今日の日経新聞の一面に出ていましたが、八重洲のパシフィックセンチュリープレイス(PCP)
の売買が成立した模様です。
価格は1400億円。
買主は、セキュアードキャピタル。
昨年の丸の内AIU本社ビル(1000億円)以来の久しぶりの大型取引です。
このビル、3年前にダヴィンチが2000億円で取得して話題になり、今年9月末日の償還期限に
返済できず、シニアローンを出していた銀行(新生銀行)管理下になっていた案件です。
取得当時のNOIが2.5%ですから、賃料が同額とすればNOI3.57%となります。
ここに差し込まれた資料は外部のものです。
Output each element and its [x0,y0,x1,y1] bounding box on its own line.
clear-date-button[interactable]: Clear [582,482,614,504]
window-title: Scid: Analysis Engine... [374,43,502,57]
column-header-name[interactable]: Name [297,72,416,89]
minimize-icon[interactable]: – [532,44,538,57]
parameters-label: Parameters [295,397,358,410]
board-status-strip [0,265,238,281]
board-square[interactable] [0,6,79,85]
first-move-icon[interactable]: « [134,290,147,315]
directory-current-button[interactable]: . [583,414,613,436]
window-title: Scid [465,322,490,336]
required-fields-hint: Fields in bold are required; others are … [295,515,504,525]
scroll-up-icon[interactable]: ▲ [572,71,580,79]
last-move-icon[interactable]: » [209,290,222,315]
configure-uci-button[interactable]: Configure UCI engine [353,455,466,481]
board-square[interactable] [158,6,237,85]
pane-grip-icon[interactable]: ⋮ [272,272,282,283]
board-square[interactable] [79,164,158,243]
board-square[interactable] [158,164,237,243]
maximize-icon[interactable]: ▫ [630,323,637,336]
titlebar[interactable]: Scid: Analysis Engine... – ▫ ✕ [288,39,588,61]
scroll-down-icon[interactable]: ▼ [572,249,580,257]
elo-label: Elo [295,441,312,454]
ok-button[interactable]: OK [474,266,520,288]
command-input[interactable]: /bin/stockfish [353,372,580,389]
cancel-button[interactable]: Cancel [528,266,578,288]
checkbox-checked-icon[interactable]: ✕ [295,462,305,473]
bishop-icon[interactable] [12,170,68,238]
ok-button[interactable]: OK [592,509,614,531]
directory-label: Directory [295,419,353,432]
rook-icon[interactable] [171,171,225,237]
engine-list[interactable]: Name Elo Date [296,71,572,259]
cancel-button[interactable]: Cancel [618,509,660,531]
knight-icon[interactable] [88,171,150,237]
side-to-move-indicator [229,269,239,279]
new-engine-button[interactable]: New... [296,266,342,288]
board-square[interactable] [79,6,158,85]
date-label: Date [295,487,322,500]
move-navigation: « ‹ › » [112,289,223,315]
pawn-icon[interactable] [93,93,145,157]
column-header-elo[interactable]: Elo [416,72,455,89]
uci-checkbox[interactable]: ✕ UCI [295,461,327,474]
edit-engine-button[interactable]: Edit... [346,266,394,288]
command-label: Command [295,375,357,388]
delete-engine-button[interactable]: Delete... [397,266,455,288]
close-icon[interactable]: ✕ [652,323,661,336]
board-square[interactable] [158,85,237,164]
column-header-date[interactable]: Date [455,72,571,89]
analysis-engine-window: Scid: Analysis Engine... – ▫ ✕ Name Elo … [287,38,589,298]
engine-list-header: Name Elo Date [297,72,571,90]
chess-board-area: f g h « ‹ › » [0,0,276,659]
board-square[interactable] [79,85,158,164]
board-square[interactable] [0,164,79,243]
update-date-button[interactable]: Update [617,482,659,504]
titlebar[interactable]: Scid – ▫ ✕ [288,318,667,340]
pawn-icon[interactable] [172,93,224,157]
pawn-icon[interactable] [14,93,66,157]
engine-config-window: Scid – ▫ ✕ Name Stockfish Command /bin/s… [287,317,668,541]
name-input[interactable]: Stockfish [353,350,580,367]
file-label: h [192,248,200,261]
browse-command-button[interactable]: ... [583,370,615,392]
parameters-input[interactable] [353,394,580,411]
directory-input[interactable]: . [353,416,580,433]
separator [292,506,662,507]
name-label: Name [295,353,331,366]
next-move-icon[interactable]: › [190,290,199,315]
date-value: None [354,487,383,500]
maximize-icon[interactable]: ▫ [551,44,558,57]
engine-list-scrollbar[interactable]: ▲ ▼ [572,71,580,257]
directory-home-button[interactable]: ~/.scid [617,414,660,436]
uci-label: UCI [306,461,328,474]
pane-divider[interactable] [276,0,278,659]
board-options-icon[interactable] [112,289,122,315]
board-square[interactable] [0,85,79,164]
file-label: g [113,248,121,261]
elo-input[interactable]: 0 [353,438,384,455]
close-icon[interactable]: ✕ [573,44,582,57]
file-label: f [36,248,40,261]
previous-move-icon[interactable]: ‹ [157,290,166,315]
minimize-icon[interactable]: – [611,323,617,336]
しかし、おそらく賃料は下落していますので、NOI3%くらいのイメージでしょうか。
私の感じとしては、思ったより高いなというのが正直な感想です。
1200億円で買いが入っているということは聞いていましたが、決まった値段は200億円UP.
思ったよりは良い値段です。
東京駅徒歩1分ですので、立地は申し分ないでしょうし、他にこのクラスの優良ビルが少ないのも
事実です。
しかし、この取引をもって不動産市況が回復していくのでは?という論調には否定的です。
この取引は、例外と見るのが妥当でしょう。
なぜならお金が出ないからです。
金融機関の貸し渋りは日に日にひどくなっているのが実情です。
不動産価格は、基本的には資金の量と比例していきますので、資金が絞られている現在は
どちらかというと価格は下がる方向です。